Empathie, vous avez dit empathie ?
Il y a quelque temps, j’ai eu l’occasion de voir le documentaire de Valeria Lumbroso, Entre toi et moi, l’empathie. Je l’ai trouvé tellement passionnant que j’ai eu envie de vous en parler et de vous inciter à le visionner [1].
Qu’est-ce que l’empathie, sinon la capacité à ressentir ce que l’autre ressent tout en restant soi-même ? Cette capacité est-elle innée ou acquise ? Est-elle propre à l’être humain ou commune à tous les mammifères ? C’est à ces questions que cherche à répondre le documentaire en interrogeant un certain nombre de chercheurs et en détaillant un certain nombre d’expériences.

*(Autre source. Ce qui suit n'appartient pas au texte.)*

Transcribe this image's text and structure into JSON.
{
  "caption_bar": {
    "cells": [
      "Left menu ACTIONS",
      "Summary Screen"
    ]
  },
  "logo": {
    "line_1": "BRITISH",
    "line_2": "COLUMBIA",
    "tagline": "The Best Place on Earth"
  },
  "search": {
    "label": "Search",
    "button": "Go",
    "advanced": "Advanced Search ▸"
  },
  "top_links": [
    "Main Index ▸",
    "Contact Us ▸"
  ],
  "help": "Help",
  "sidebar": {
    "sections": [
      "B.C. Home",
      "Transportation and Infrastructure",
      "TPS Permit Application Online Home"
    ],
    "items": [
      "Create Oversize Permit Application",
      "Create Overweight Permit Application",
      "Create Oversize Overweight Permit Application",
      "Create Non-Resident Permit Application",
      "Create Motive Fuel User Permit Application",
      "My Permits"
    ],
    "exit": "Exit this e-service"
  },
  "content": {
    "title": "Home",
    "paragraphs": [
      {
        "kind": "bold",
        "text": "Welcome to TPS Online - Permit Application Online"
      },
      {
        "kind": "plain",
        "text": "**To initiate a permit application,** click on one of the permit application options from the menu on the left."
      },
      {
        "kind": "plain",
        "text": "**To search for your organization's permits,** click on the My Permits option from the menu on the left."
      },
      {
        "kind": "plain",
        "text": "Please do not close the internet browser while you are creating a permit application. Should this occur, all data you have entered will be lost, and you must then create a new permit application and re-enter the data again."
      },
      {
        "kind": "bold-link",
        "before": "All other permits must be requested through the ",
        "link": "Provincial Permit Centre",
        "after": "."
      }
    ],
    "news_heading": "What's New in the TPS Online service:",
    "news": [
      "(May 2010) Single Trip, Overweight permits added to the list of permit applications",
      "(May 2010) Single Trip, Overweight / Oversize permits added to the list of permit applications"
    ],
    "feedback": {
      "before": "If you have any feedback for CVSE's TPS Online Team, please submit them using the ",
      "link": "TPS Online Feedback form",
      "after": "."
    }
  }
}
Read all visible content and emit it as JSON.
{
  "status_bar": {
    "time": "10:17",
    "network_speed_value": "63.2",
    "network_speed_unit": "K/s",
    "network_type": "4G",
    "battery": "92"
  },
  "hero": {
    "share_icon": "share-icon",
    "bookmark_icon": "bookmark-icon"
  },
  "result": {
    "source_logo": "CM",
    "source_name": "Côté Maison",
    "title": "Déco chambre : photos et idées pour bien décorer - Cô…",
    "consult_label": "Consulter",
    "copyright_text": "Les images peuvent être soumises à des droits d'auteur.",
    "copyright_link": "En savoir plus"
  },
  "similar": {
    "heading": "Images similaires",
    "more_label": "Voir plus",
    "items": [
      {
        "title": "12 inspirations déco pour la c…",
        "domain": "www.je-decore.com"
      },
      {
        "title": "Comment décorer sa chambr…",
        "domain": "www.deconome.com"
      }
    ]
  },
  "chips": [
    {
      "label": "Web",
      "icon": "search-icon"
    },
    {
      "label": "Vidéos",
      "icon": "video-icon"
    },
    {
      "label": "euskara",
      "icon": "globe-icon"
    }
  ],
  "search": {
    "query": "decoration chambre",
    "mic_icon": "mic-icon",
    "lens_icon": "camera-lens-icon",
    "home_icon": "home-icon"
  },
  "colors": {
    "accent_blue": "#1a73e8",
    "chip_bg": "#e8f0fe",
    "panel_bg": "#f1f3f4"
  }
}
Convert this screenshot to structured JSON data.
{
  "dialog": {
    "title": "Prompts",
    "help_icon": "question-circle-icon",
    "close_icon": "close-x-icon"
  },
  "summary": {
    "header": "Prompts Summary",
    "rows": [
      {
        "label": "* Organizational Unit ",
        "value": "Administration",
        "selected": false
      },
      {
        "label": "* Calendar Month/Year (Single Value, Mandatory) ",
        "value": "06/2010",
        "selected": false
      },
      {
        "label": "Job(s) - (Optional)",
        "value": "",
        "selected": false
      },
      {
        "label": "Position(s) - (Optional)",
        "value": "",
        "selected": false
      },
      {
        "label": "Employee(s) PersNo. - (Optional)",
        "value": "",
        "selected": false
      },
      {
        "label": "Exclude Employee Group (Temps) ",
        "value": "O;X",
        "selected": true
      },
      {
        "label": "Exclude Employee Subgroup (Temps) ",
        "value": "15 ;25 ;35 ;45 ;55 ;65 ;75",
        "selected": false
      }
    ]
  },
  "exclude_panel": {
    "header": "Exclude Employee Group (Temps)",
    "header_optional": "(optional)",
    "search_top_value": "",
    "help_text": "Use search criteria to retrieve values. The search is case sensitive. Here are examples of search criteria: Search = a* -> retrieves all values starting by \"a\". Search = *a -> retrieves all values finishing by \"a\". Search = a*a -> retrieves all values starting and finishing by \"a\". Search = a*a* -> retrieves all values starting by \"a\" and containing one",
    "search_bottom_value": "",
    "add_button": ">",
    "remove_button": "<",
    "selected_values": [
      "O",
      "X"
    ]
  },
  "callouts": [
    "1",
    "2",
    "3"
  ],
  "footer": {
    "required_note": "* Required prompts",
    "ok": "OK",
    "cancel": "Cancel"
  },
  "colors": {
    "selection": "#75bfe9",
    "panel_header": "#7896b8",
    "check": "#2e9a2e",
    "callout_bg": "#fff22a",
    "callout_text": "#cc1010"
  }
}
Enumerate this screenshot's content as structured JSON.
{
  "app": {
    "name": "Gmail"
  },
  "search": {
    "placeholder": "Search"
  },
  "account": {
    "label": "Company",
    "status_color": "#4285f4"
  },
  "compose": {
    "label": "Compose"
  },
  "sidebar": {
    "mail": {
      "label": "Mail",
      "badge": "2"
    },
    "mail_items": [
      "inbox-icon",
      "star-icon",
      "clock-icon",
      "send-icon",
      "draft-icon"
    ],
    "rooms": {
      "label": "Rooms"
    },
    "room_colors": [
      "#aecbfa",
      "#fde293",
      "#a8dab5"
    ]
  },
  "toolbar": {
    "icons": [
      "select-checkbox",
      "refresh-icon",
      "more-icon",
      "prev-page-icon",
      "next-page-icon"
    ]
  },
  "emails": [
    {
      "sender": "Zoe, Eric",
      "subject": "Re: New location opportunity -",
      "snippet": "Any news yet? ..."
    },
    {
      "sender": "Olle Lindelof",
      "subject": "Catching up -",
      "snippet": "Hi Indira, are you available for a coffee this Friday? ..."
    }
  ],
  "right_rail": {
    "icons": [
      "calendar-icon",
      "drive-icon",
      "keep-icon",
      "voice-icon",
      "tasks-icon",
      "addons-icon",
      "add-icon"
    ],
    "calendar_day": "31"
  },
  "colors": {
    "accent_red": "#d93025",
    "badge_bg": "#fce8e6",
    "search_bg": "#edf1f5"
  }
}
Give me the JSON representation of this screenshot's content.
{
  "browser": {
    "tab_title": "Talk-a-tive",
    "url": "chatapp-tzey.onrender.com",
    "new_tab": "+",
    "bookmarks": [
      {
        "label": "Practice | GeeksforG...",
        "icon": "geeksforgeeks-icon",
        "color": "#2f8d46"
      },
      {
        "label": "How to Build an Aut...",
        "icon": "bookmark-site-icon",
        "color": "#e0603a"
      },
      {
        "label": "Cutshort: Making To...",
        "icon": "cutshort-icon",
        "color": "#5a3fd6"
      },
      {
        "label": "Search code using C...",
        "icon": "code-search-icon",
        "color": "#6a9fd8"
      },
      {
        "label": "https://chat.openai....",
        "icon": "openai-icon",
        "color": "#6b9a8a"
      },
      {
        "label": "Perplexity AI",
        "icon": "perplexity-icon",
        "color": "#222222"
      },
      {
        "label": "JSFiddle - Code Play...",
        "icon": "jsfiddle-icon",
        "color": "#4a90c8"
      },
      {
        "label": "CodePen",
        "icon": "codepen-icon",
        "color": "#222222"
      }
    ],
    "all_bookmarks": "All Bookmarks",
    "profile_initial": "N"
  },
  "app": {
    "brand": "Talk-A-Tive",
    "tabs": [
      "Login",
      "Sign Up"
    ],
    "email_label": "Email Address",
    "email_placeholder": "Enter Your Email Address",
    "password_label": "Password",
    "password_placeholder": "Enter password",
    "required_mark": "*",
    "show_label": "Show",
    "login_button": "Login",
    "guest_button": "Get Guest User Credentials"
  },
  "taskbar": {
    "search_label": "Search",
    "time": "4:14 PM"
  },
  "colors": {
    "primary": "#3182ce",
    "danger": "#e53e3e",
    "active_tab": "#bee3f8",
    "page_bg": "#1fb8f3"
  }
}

Alors innée, cette capacité ? On sait que, dès 18 mois, les enfants offrent spontanément leur aide à un adulte qu’ils perçoivent en difficulté pour accomplir une tâche. Font-ils cela pour se mettre en valeur, se faire bien voir, ou par désir sincère et spontané d’aider l’autre ?
Alma, une petite fille de 3 ans, assise sur les genoux de son papa, regarde une scène sur un écran vidéo qui mesure la dilatation de ses pupilles (le degré de dilatation signe le degré d’agitation de l’enfant). L’assistante de recherche fait tomber « accidentellement » un gobelet et signale qu’elle a besoin d’aide pour le récupérer. Alma, qui sait que la scène qu’elle voit sur l’écran se passe « en vrai » derrière l’écran, vient spontanément ramasser l’objet.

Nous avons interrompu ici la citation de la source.